María Teresa se largó, sabiendo que sus hijos ya no eran más que de su ex marido. Así lo decía la ley y así la acató. El precio por vivir en primera persona fueron ellos. Se fue a Madrid. Lista, impetuosa, tan guapa que aterraba. Y conoció a Rafael Alberti. Cayeron rendidos y decidieron salir un poco del foco instalándose en Mallorca. Ya separada, volvió a casarse por lo civil. Esta vez con el amor de su vida, como decía ella, esta vez sin que Dios le diese su consentimiento.

El matrimonio civil se celebró 1932. Ellos, solos, se juraron un amor eterno que duraría hasta que a León se le empezaron a desprender los recuerdos.

Con él, suyas eran las ilustraciones, publicó Rosa-Fría y a mediados de la década de los 30 recibió la noticia de que ha sido becada para estudiar el movimiento teatral europeo. Agarró a Alberti del brazo y se lo llevó por toda Europa, por la URSS y se contagiaron del comunismo. Quizá ella más que él vio en aquel movimiento la salvación del ser humano y se agarró con fuerza a sus ideas. Volvió roja, más roja que ninguna, y cuando estalló la guerra tuvo un papel activo en las Guerrillas del Teatro y fue ella la que se encargó de poner a salvo las obras del Museo del Prado. Más tarde a ellos dos en Argentina.

De vuestra madre… que casi está llorando», escribió León a sus hijos

Fue en el país latino donde,en 1941, tendrían a su hija, Aitana. Donde empezarían un exilio que duraría 40 años y en los que ella decide quedarse un paso por detrás. Era mejor que triunfará Alberti. Era más fácil. Le impulsó, le editó, le ayudó. Mientras, ella siguió escribiendo pero siempre sería recibida como favor, como la mujer del gigante español. Era una de las mejores de la Generación del 27 y sus compañeras brillaban más que ella al no ser el soporte de nadie.

«Escribir es mi enfermedad incurable», aseguró. Escribió artículos, obras de teatro, novelas, cuentos, ensayos, hasta guiones cinematográficos. Y siguió siendo la «bella literata mala de Burgos». Cuando los años ya pesaban demasiado la cabeza le empezó a fallar. Y también Alberti. El escritor conoció a otra persona durante los 13 años que el matrimonio vivió en Roma y creyó que su mujer ya no se daba cuenta de nada. En esa época, sus hijos recibiría la siguiente carta. Sin decir nada lo contaba todo. «Bueno hijos queridos, besos y abrazos, de la Babucha, del Chico, de los gatos, del loro —que grita: ‘¡Mamá! ¡Mamá!’— de los canarios que cantan, cantan, ‘¡Buenos días! ¡Buenos días!’. De Rafael que pinta y de vuestra madre… que casi está llorando».
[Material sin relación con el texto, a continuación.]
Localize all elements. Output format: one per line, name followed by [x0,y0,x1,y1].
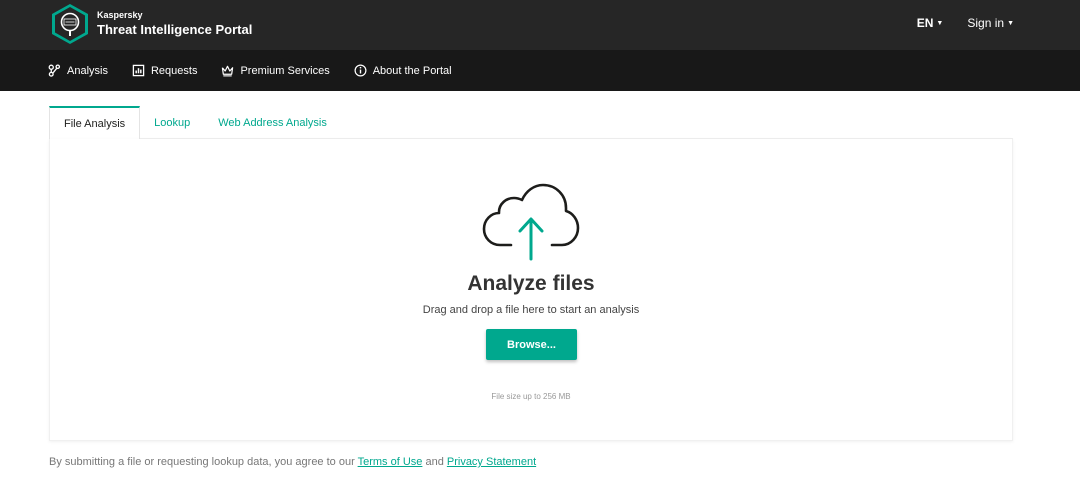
privacy-statement-link[interactable]: Privacy Statement [447,456,536,468]
top-header: Kaspersky Threat Intelligence Portal EN ▼… [0,0,1080,50]
file-drop-zone[interactable]: Analyze files Drag and drop a file here … [49,139,1013,441]
kaspersky-logo-icon [52,4,88,44]
main-nav: Analysis Requests Premium Services About… [0,50,1080,91]
analysis-tabs: File Analysis Lookup Web Address Analysi… [49,106,1013,140]
nav-item-about-the-portal[interactable]: About the Portal [354,64,452,77]
requests-icon [132,64,145,77]
terms-notice: By submitting a file or requesting looku… [49,456,536,468]
brand-name: Kaspersky [97,10,143,21]
caret-down-icon: ▼ [936,20,944,27]
terms-of-use-link[interactable]: Terms of Use [358,456,423,468]
tab-file-analysis[interactable]: File Analysis [49,106,141,140]
upload-title: Analyze files [467,272,595,295]
browse-button[interactable]: Browse... [486,329,577,360]
nav-item-premium-services[interactable]: Premium Services [221,64,330,77]
nav-label: Requests [150,64,198,77]
cloud-upload-icon [482,183,580,261]
nav-item-requests[interactable]: Requests [132,64,197,77]
sign-in-label: Sign in [967,16,1005,30]
analysis-icon [48,64,61,77]
nav-item-analysis[interactable]: Analysis [48,64,108,77]
header-actions: EN ▼ Sign in ▼ [917,16,1014,30]
terms-notice-and: and [422,456,447,468]
info-icon [354,64,367,77]
logo-text: Kaspersky Threat Intelligence Portal [97,10,252,37]
tab-lookup[interactable]: Lookup [140,106,204,140]
crown-icon [222,65,234,77]
nav-label: Premium Services [240,64,330,77]
file-size-note: File size up to 256 MB [491,392,571,401]
upload-subtitle: Drag and drop a file here to start an an… [422,304,640,316]
sign-in-menu[interactable]: Sign in ▼ [967,16,1014,30]
terms-notice-text: By submitting a file or requesting looku… [49,456,358,468]
tab-web-address-analysis[interactable]: Web Address Analysis [204,106,341,140]
language-label: EN [916,16,934,30]
language-selector[interactable]: EN ▼ [917,16,944,30]
nav-label: Analysis [67,64,108,77]
caret-down-icon: ▼ [1007,20,1014,27]
nav-label: About the Portal [372,64,452,77]
logo[interactable]: Kaspersky Threat Intelligence Portal [50,3,252,45]
product-name: Threat Intelligence Portal [97,21,253,37]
Volvió a Madrid, en 1977. A su país que ya era más que una nebulosa. Su querida República, el ambiente intelectual que la rodeaba, no existía y la dictadura había dejado todo un poco más oscuro, más gris. La memoria de María Teresa León se desvanecía casi haciéndole un favor. Su patria ya no era y el amor de su vida había elegido no serlo durante los peores años de esta. Murió un 13 de diciembre de 1988, acompañada pero sola. Sin reconocimiento. En los libros de texto como ‘la esposa de Alberti’.